Terapi Bicara Dapat Mengubah Otak Anda

Terapi menyebabkan perubahan pola otak yang serupa dengan yang terlihat pada orang yang memakai antidepresan. (ERWIN WODICKA / FOTOLIA)
Terapi bicara bukanlah obrolan yang memanjakan diri sendiri atau plasebo. Ini berhasil, terutama jika pasien ditangani oleh terapis yang terampil dan penuh kasih.
Studi menunjukkan bahwa orang dengan gangguan kepribadian (klasifikasi yang mencakup banyak masalah kesehatan mental yang paling umum) pulih tujuh kali lebih cepat dengan bantuan terapi daripada tanpa pengobatan.
Ketika terapi bekerja paling baik
Terapi sangat efektif melawan gangguan kecemasan, fobia sosial, dan gangguan stres pasca trauma, meskipun pengobatan sangat penting untuk mengobati kesehatan mental lainnya kondisi, seperti gangguan panik dan skizofrenia.
Penelitian menunjukkan bahwa terapi bicara bahkan menyebabkan perubahan pada fungsi otak yang mirip dengan yang dihasilkan oleh pengobatan.
Terapi dengan pengobatan
Beberapa jenis terapi bicara, yaitu terapi perilaku-kognitif dan psikoterapi interpersonal, sama efektifnya — tetapi tidak lebih efektif — dibandingkan obat untuk depresi ringan atau sedang. Orang dengan depresi berat juga membutuhkan pengobatan.

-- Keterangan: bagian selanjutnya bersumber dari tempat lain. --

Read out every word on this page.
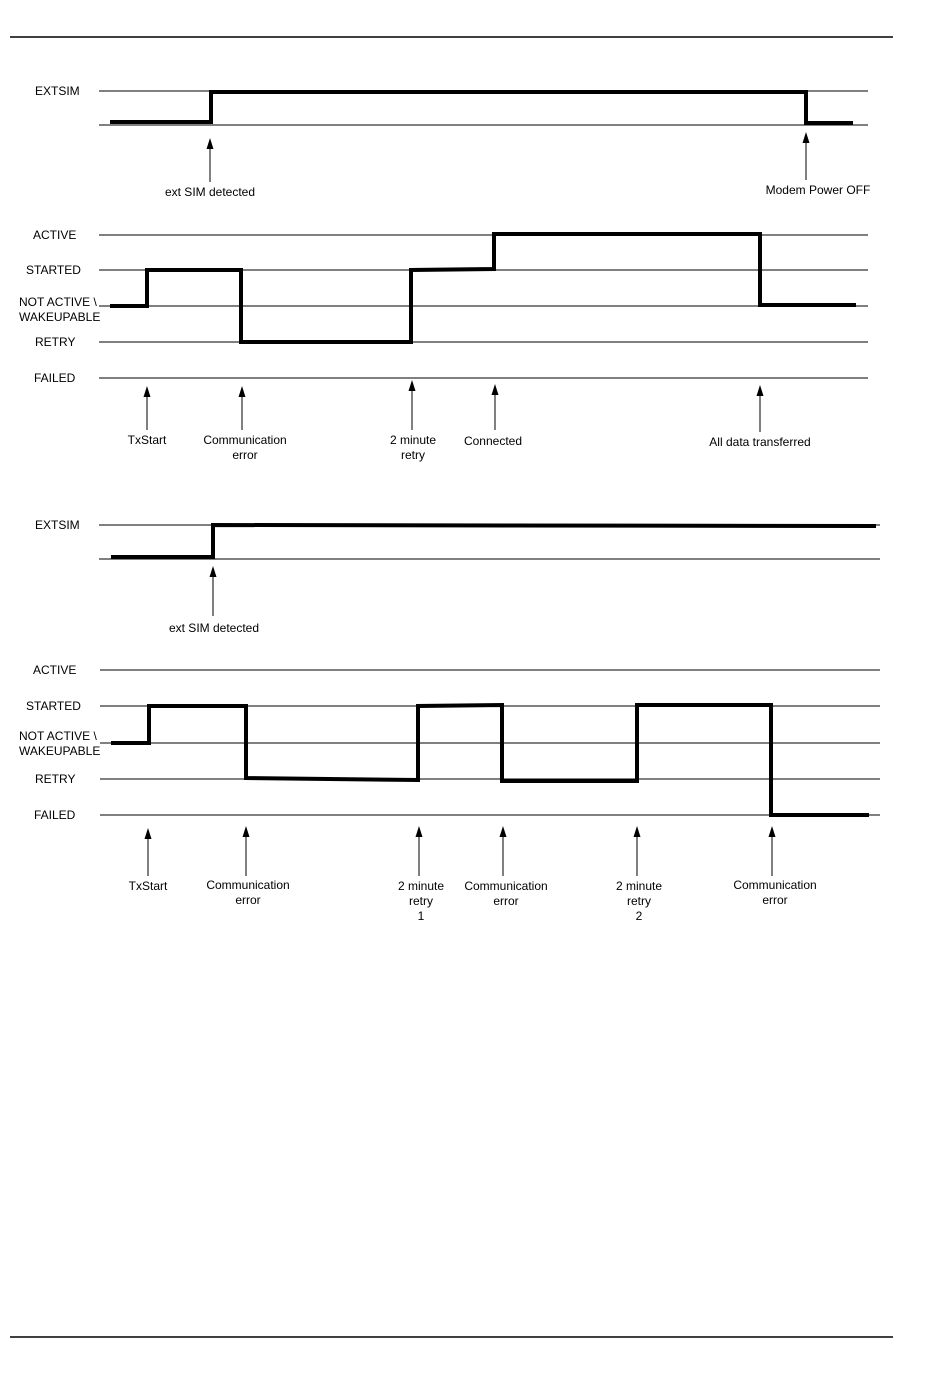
EXTSIM
ext SIM detected	Modem Power OFF
ACTIVE
STARTED
NOT ACTIVE \ WAKEUPABLE
RETRY
FAILED
TxStart	Communication error
2 minute retry
Connected	All data transferred
EXTSIM
ext SIM detected
ACTIVE
STARTED
NOT ACTIVE \ WAKEUPABLE
RETRY
FAILED
TxStart	Communication error
2 minute retry 1
Communication error
2 minute retry 2
Communication error
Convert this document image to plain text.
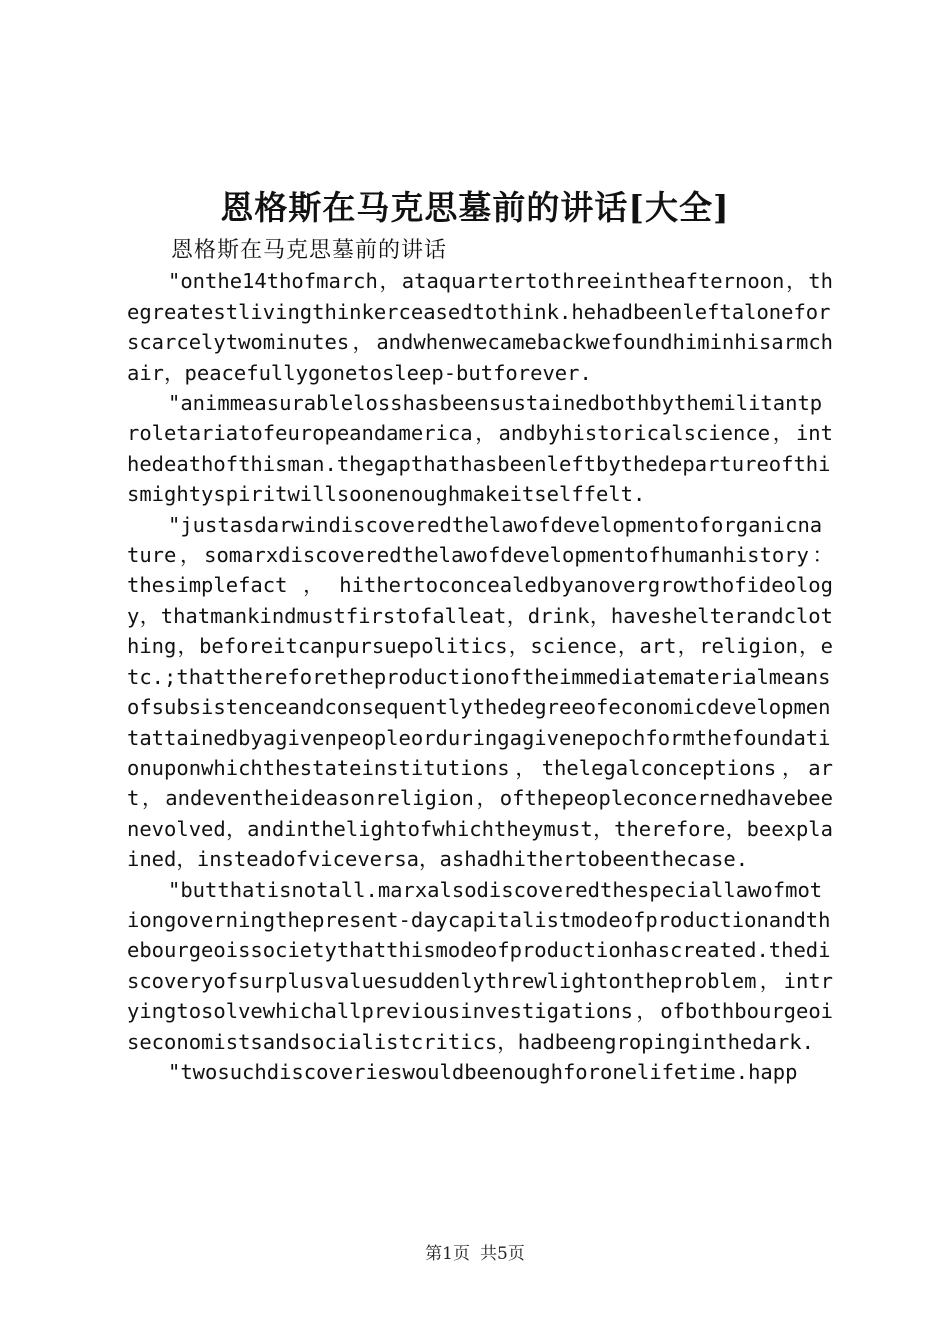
恩格斯在马克思墓前的讲话[大全]

恩格斯在马克思墓前的讲话

"onthe14thofmarch，ataquartertothreeintheafternoon，thegreatestlivingthinkerceasedtothink.hehadbeenleftaloneforscarcelytwominutes，andwhenwecamebackwefoundhiminhisarmchair，peacefullygonetosleep-butforever.

"animmeasurablelosshasbeensustainedbothbythemilitantproletariatofeuropeandamerica，andbyhistoricalscience，inthedeathofthisman.thegapthathasbeenleftbythedepartureofthismightyspiritwillsoonenoughmakeitselffelt.

"justasdarwindiscoveredthelawofdevelopmentoforganicnature，somarxdiscoveredthelawofdevelopmentofhumanhistory：thesimplefact，hithertoconcealedbyanovergrowthofideology，thatmankindmustfirstofalleat，drink，haveshelterandclothing，beforeitcanpursuepolitics，science，art，religion，etc.;thatthereforetheproductionoftheimmediatematerialmeansofsubsistenceandconsequentlythedegreeofeconomicdevelopmentattainedbyagivenpeopleorduringagivenepochformthefoundationuponwhichthestateinstitutions，thelegalconceptions，art，andeventheideasonreligion，ofthepeopleconcernedhavebeenevolved，andinthelightofwhichtheymust，therefore，beexplained，insteadofviceversa，ashadhithertobeenthecase.

"butthatisnotall.marxalsodiscoveredthespeciallawofmotiongoverningthepresent-daycapitalistmodeofproductionandthebourgeoissocietythatthismodeofproductionhascreated.thediscoveryofsurplusvaluesuddenlythrewlightontheproblem，intryingtosolvewhichallpreviousinvestigations，ofbothbourgeoiseconomistsandsocialistcritics，hadbeengropinginthedark.

"twosuchdiscoverieswouldbeenoughforonelifetime.happ

第1页 共5页
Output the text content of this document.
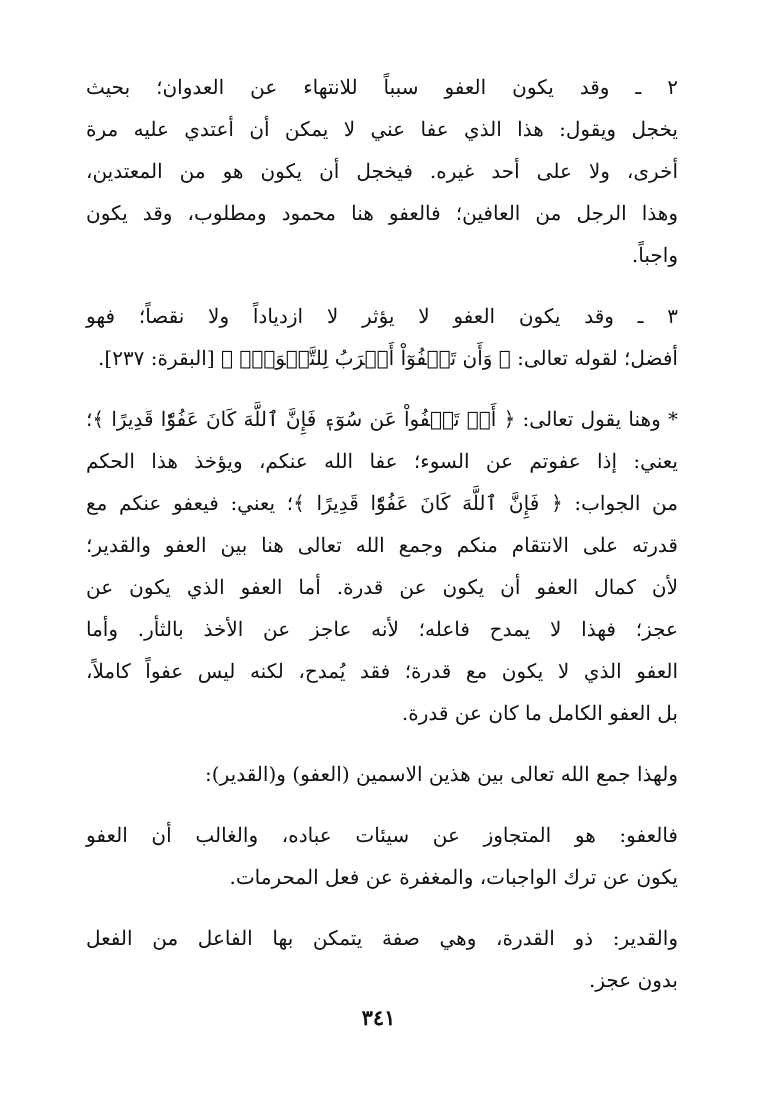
٢ ـ وقد يكون العفو سبباً للانتهاء عن العدوان؛ بحيث
يخجل ويقول: هذا الذي عفا عني لا يمكن أن أعتدي عليه مرة
أخرى، ولا على أحد غيره. فيخجل أن يكون هو من المعتدين،
وهذا الرجل من العافين؛ فالعفو هنا محمود ومطلوب، وقد يكون
واجباً.

٣ ـ وقد يكون العفو لا يؤثر لا ازدياداً ولا نقصاً؛ فهو
أفضل؛ لقوله تعالى: ﴿ وَأَن تَعۡفُوٓاْ أَقۡرَبُ لِلتَّقۡوَىٰۚ ﴾ [البقرة: ٢٣٧].

* وهنا يقول تعالى: ﴿ أَوۡ تَعۡفُواْ عَن سُوٓءٖ فَإِنَّ ٱللَّهَ كَانَ عَفُوّٗا قَدِيرًا ﴾؛
يعني: إذا عفوتم عن السوء؛ عفا الله عنكم، ويؤخذ هذا الحكم
من الجواب: ﴿ فَإِنَّ ٱللَّهَ كَانَ عَفُوّٗا قَدِيرًا ﴾؛ يعني: فيعفو عنكم مع
قدرته على الانتقام منكم وجمع الله تعالى هنا بين العفو والقدير؛
لأن كمال العفو أن يكون عن قدرة. أما العفو الذي يكون عن
عجز؛ فهذا لا يمدح فاعله؛ لأنه عاجز عن الأخذ بالثأر. وأما
العفو الذي لا يكون مع قدرة؛ فقد يُمدح، لكنه ليس عفواً كاملاً،
بل العفو الكامل ما كان عن قدرة.

ولهذا جمع الله تعالى بين هذين الاسمين (العفو) و(القدير):

فالعفو: هو المتجاوز عن سيئات عباده، والغالب أن العفو
يكون عن ترك الواجبات، والمغفرة عن فعل المحرمات.

والقدير: ذو القدرة، وهي صفة يتمكن بها الفاعل من الفعل
بدون عجز.

٣٤١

'Perawatan yang ideal dalam banyak kasus adalah kombinasi dari pengobatan dan terapi,' kata Kenneth Robbins, MD, profesor klinis psikiatri di University of Wisconsin – Madison dan penasihat kami.
Dalam sebuah penelitian terhadap pasien depresi yang minum obat, 70% pasien yang juga menerima psikoterapi interpersonal intensif mengalami penurunan gejala yang signifikan setelah lima minggu, dibandingkan dengan hanya 51% pasien yang menerima hanya sesi dukungan 20 menit.
Dua belas bulan kemudian, hampir semua pasien yang awalnya menanggapi terapi terus mengalami penurunan gejala, dan perbedaan antara kedua kelompok bahkan lebih dramatis. Para peneliti mencatat bahwa psikoterapi interpersonal 'secara signifikan lebih efektif dalam meningkatkan fungsi sosial.'
'Terapi adalah anugerah'
Perbaikan dalam 'fungsi sosial' mungkin merupakan terapi argot kering yang digunakan untuk menggambarkan kesuksesan pasien . Mereka yang menerima pengobatan menggunakan bahasa yang sangat berbeda. Banyak yang melaporkan bahwa terapis yang tidak menghakimi meringankan kesepian karena depresi, atau menerangi jalan menuju hubungan yang lebih dalam dan lebih dekat.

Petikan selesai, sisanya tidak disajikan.